Average water molecule dipole distributions. Shown are the dipole angle (θ) distributions with respect to the z axis as a function of position across the bilayer (z) for four different simulations with different field strengths (A, E = 0.0 V/nm; B, E = 0.1 V/nm; C, E = 0.3 V/nm; and D, E = 0.393 V/nm). The distributions are weighted with sin(θ). The color reflects the relative water density for the particular angle θ of the respective slice, e.g., in the green colored regions, the water dipoles are isotropically distributed and in the red areas, a 50% excess of the affected angles with respect to the bulk water phase is observed. In the lipid headgroup region, the water dipoles are oppositely directed to the lipid dipoles, i.e., they are pointing into the hydrophobic core.

FIGURE 9

Primary electroporation events. Shown are snapshots of the electropore formation at E = 0.395 V/nm (after 18.7 ns). Lipids and water molecules guiding the initial steps are highlighted, the lipid headgroups are shown as gray balls, water oxygens as red balls, and lipid tails as sticks. Water molecules forming the initial membrane-spanning water file are colored yellow.

FIGURE 10

Electrostatic potential (A), field strength (B), and force on a dipole of strength 1 D (1 Debye = 3.33564 · 10⁻³⁰ Cm) (C) across the lipid bilayer for three different field strengths. The region imposing asymmetry among the two monolayers is shaded. The direction of the external applied electric field is given by a solid arrow (B), the average water dipole direction by green arrows (C). The electric field strengths were obtained by integration of the averaged charge density across the bilayer, after summing the charges per slice (box divided in 200 slices), the electrostatic potential was computed by double integration of the charge density. The force on a dipole was obtained by numerical differentiation of the electric field strength. The force was smoothed with a Gaussian with a width of 0.08 nm.

FIGURE 11

Preporation time t* (simulation, shaded symbols) and experimental time constant τ_T + τ_Q (solid symbols, A), and pore formation rate coefficient k_Q (B) as a function of the effective macroscopic electric field E_L across the lipid bilayer. Data from experiment are shown in solid representation (32).
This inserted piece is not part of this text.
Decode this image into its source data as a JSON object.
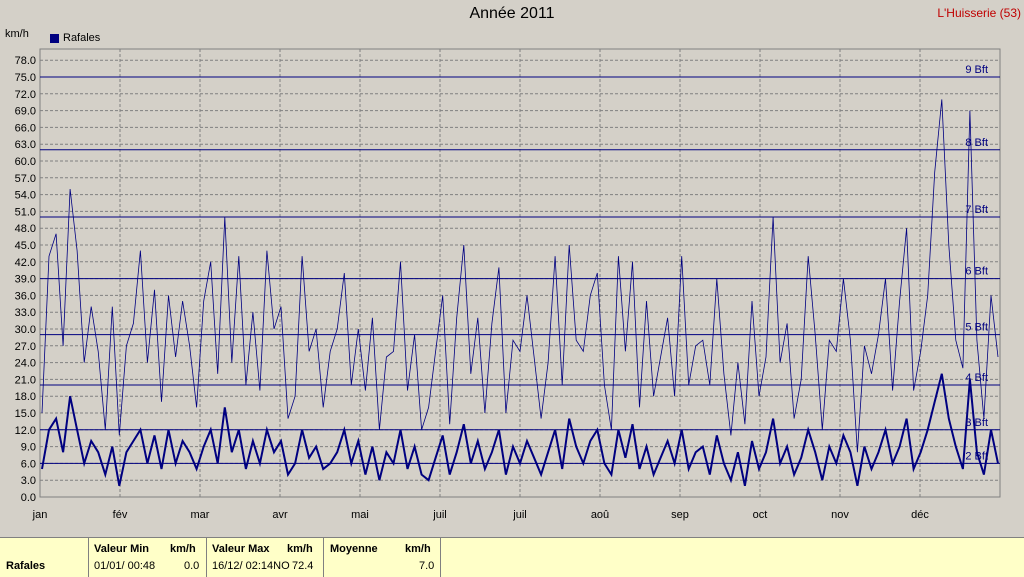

The dashed line is a fit to the simulation data according to t* ∼ exp (−ΔμE_L).

FIGURE 12

E-field-normalized cumulative distribution functions (thick shaded lines, logarithmic timescale) obtained from the 48 individual poration times observed in the molecular dynamics simulations. (Left) Superimposed are 25 cumulative distribution functions for 48 events each, drawn from an exponential distribution, corresponding to a one-step kinetics with no intermediates. (Right) Here, the 25 cumulative distributions were drawn from two-step kinetics, i.e., assuming one intermediate.